Although shown as contiguous blocks, the software components can be stored in any order or configuration. For example, if the tangible, non-transitory, machine-readable medium 500 is a hard drive, the software components can be stored in non-contiguous, or even overlapping, sectors.

FIG. 3 is a process flow diagram of an example of a method 300 of processing an SQL query to access a NoSQL database in accordance with an example of the techniques of the present application. For example, the method 300 can be executed by the computing system described with respect to FIG. 1. At block 302, an SQL query requesting data from an NoSQL database can be received in a query executor, such as query executor 124. The query executor can be included in a database management system (DBMS), such as PostgreSQL. The SQL query can be included in a query plan received from a client.

At block 304, the query executor can identify query qualifications and related tables.

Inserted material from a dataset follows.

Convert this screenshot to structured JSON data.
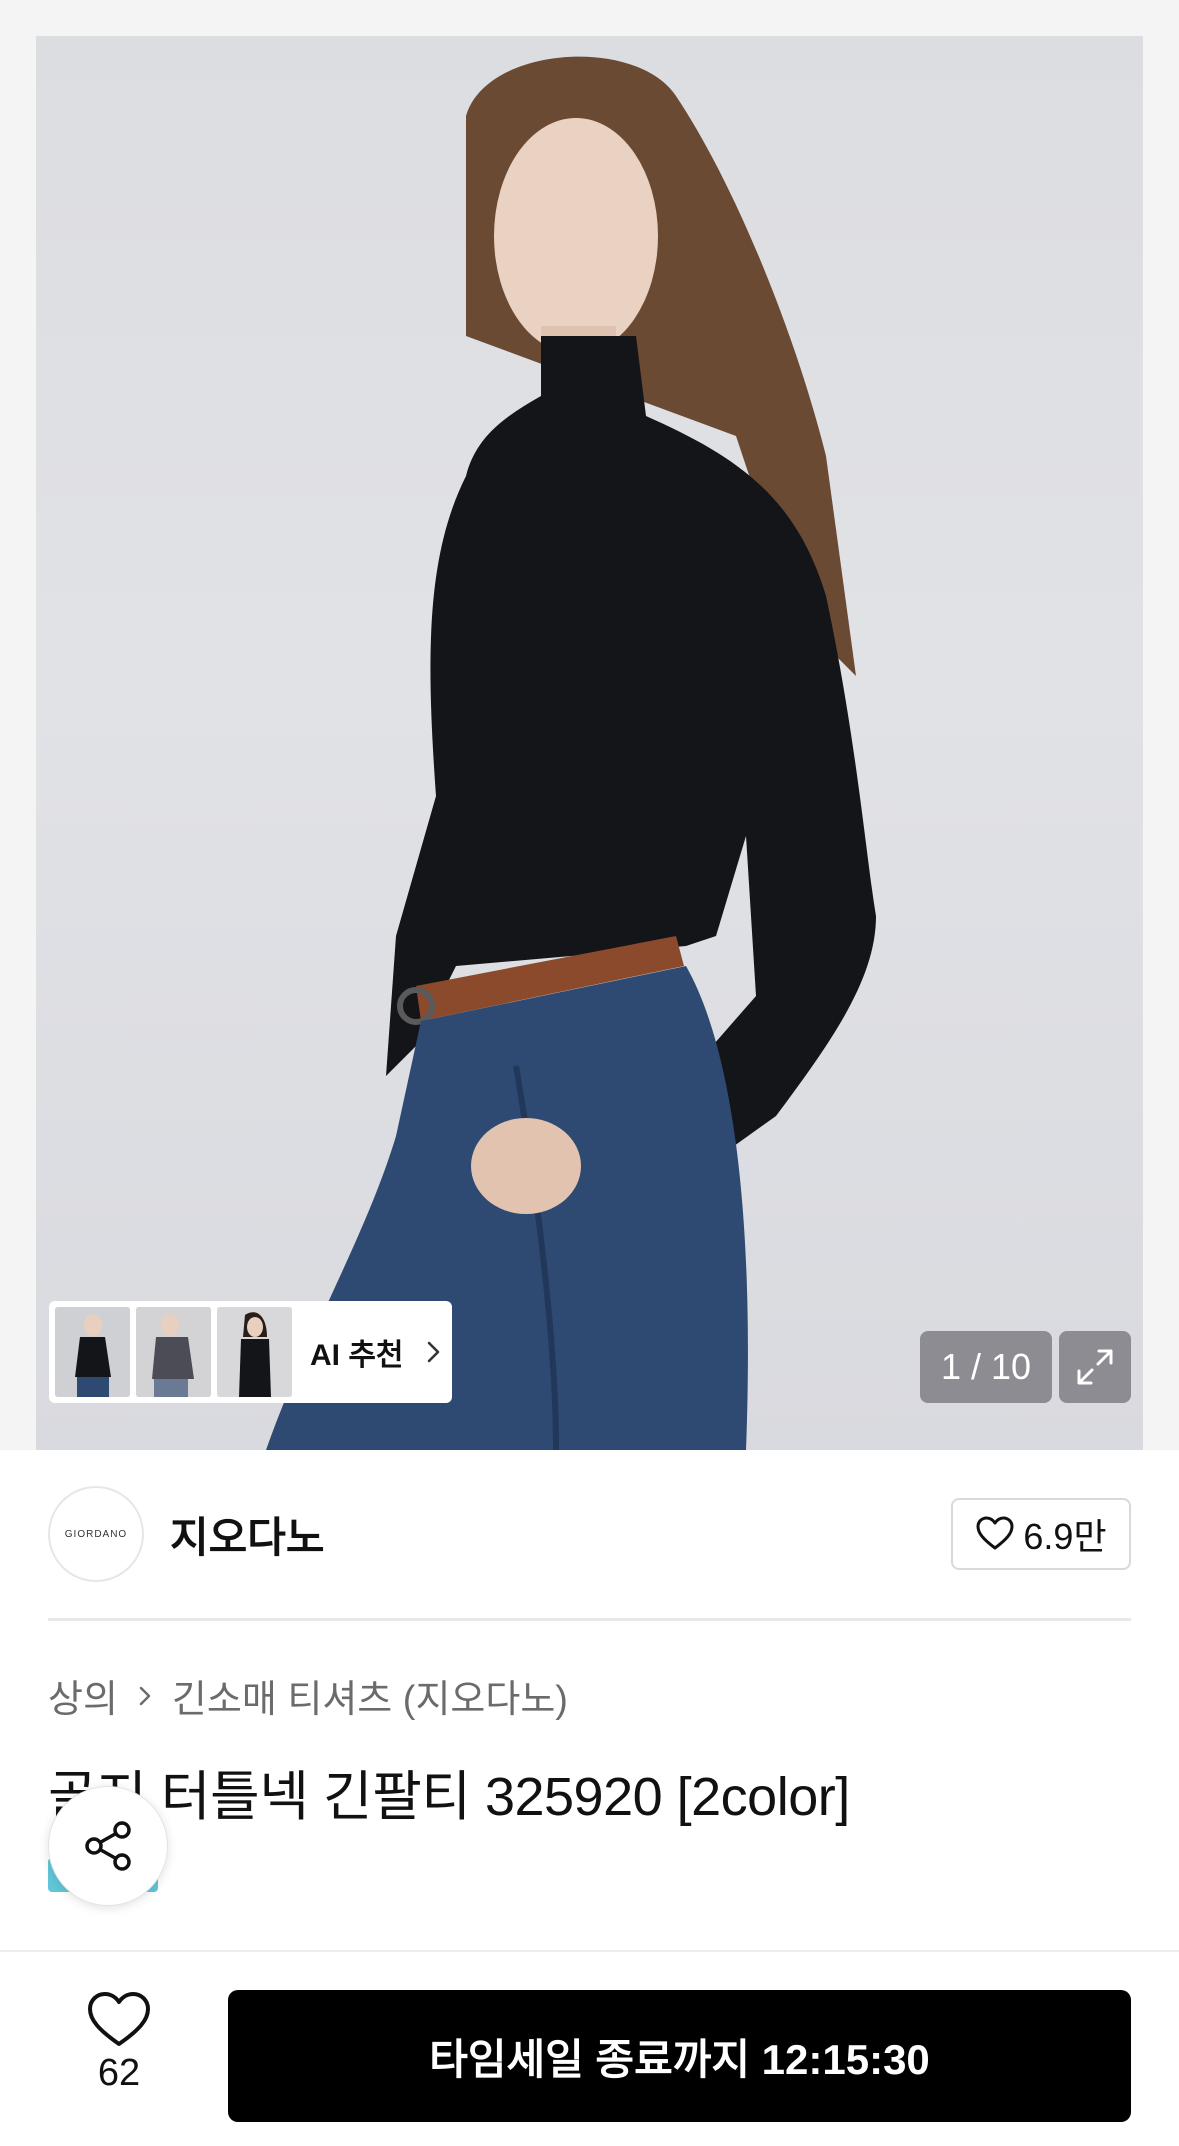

The query qualifications and related tables can be identified by a query analyzer included in the query executor. For example, in a computing system employing PostgreSQL, the query analyzer can be a foreign data wrapper (FDW). The related tables can be the tables including the data to which the query requests access.

At block 306, the query executor can determine the appropriate row iterator class. For example, the query executor can employ a translator to determine the appropriate row iterator class. The row iterator class can be determined based on the identified related tables.

At block 308, the identified table(s) in the NoSQL database can be accessed to retrieve the requested data. The table(s) can be accessed by a row iterator. The row iterator can access the table(s) directly or through a network connection, such as the internet. The row iterator maintains the extent state associated with the NoSQL database. At block 310, the row iterator returns the requested data. The translator can translate the data into data value formats that are understandable by an SQL DBMS, such as PostgreSQL.

It is to be understood that the process flow diagram of FIG. 3 is not intended to indicate that the steps of the method 300 are to be executed in any particular order, or that all of the steps of the method 300 are to be included in every case. Further, any number of additional steps not shown in FIG. 3 can be included within the method 300, depending on the details of the specific implementation.

Some embodiments can be implemented in one or a combination of hardware, firmware, and software. Some embodiments can also be implemented as instructions stored on a machine-readable medium, which can be read and executed by a computing platform to perform the operations described herein. A machine-readable medium can include any mechanism for storing or transmitting information in a form readable by a machine, e.g., a computer. For example, a machine-readable medium can include read only memory (ROM); random access memory (RAM); magnetic disk storage media; optical storage media; flash memory devices; or electrical, optical, acoustical or other form of propagated signals, e.g., carrier waves, infrared signals, digital signals, or the interfaces that transmit and/or receive signals, among others.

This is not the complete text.